Quilting Out of the Flower Box

I am in a unique business. I teach quilters how to quilt on the longarm quilting machines. After the basic skills are learned, the most frequently asked questions are: “How do you know what to quilt on the quilt? What will best compliment the piecework? How do you go about choosing the designs?”

Sometimes the customer has a definite plan or specific designs in mind, but more and more often the longarm quilter is left to choose what they feel will be the best.  Actually, this is a sensible approach since experienced longarm quilters are exposed to hundreds of quilts and ideas for quilting. They develop a good eye for what truly will enhance the piecework and become the experts on quilting designs.

I suggest to my longarm students, and I believe it would be a good idea for all quilters, to start a “design library” of their own on quilting ideas, pictures and designs. This can be accomplished several ways:

1. Use a three ring binder with plastic pages. This way you can simply slip ideas into the pages. I have sketched out quilting ideas on everything from gum wrappers to napkins and envelopes. This way I don’t have to take the time to redraw my inspiration.

2. Keep a little sketch notebook handy in your purse all the time. The more you look for quilting ideas, the more you will see the art around you.

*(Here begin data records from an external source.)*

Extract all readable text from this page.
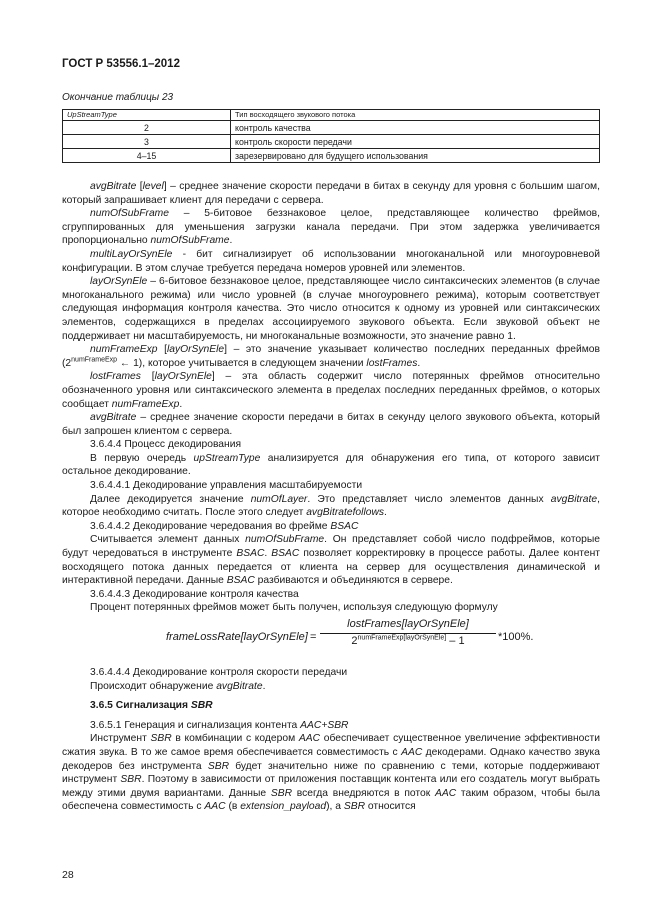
ГОСТ Р 53556.1–2012
Окончание таблицы 23
UpStreamType	Тип восходящего звукового потока
2	контроль качества
3	контроль скорости передачи
4–15	зарезервировано для будущего использования

avgBitrate [level] – среднее значение скорости передачи в битах в секунду для уровня с большим шагом, который запрашивает клиент для передачи с сервера.

numOfSubFrame – 5-битовое беззнаковое целое, представляющее количество фреймов, сгруппированных для уменьшения загрузки канала передачи. При этом задержка увеличивается пропорционально numOfSubFrame.

multiLayOrSynEle - бит сигнализирует об использовании многоканальной или многоуровневой конфигурации. В этом случае требуется передача номеров уровней или элементов.

layOrSynEle – 6-битовое беззнаковое целое, представляющее число синтаксических элементов (в случае многоканального режима) или число уровней (в случае многоуровнего режима), которым соответствует следующая информация контроля качества. Это число относится к одному из уровней или синтаксических элементов, содержащихся в пределах ассоциируемого звукового объекта. Если звуковой объект не поддерживает ни масштабируемость, ни многоканальные возможности, это значение равно 1.

numFrameExp [layOrSynEle] – это значение указывает количество последних переданных фреймов ($2^{numFrameExp}$ ← 1), которое учитывается в следующем значении lostFrames.

lostFrames [layOrSynEle] – эта область содержит число потерянных фреймов относительно обозначенного уровня или синтаксического элемента в пределах последних переданных фреймов, о которых сообщает numFrameExp.

avgBitrate – среднее значение скорости передачи в битах в секунду целого звукового объекта, который был запрошен клиентом с сервера.

3.6.4.4 Процесс декодирования

В первую очередь upStreamType анализируется для обнаружения его типа, от которого зависит остальное декодирование.

3.6.4.4.1 Декодирование управления масштабируемости

Далее декодируется значение numOfLayer. Это представляет число элементов данных avgBitrate, которое необходимо считать. После этого следует avgBitratefollows.

3.6.4.4.2 Декодирование чередования во фрейме BSAC

Считывается элемент данных numOfSubFrame. Он представляет собой число подфреймов, которые будут чередоваться в инструменте BSAC. BSAC позволяет корректировку в процессе работы. Далее контент восходящего потока данных передается от клиента на сервер для осуществления динамической и интерактивной передачи. Данные BSAC разбиваются и объединяются в сервере.

3.6.4.4.3 Декодирование контроля качества

Процент потерянных фреймов может быть получен, используя следующую формулу

frameLossRate[layOrSynEle] =
lostFrames[layOrSynEle]
$2^{numFrameExp[layOrSynEle]} - 1$	*100%.

3.6.4.4.4 Декодирование контроля скорости передачи

Происходит обнаружение avgBitrate.

3.6.5 Сигнализация SBR

3.6.5.1 Генерация и сигнализация контента AAC+SBR

Инструмент SBR в комбинации с кодером AAC обеспечивает существенное увеличение эффективности сжатия звука. В то же самое время обеспечивается совместимость с AAC декодерами. Однако качество звука декодеров без инструмента SBR будет значительно ниже по сравнению с теми, которые поддерживают инструмент SBR. Поэтому в зависимости от приложения поставщик контента или его создатель могут выбрать между этими двумя вариантами. Данные SBR всегда внедряются в поток AAC таким образом, чтобы была обеспечена совместимость с AAC (в extension_payload), а SBR относится

28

3. I also keep a three ring binder just for pictures that inspire me.  I seldom read quilting magazines more than once, although (like everyone else) I do keep them for future reference. When I see a quilt where I feel the quilting is particularly well done, I tear it out of the magazine and put it in my own private gallery for inspiration. This way I don’t have to try to remember where and when I saw it.

4. Quilt shows are always inspiring! I try to get good pictures of the quilting that I particularly like. This is getting easier with the new digital cameras.  I have another gallery to inspire me at my fingertips!

5.  Take pictures of all the quilts you do for customers. They love to see their own quilt in your portfolio and it will give them ideas on quilting. It is impressive. It also helps you to remember some of your own good creative ideas. When hundreds of quilts turn into thousands, it is easy to forget.

6. If you want to be a creative quilter, you will draw everyday. Keep a drawing pad handy by the phone, by your desk, by your bed, anyplace you frequent – and use it. The more you doodle, the more your doodles will turn into dollars!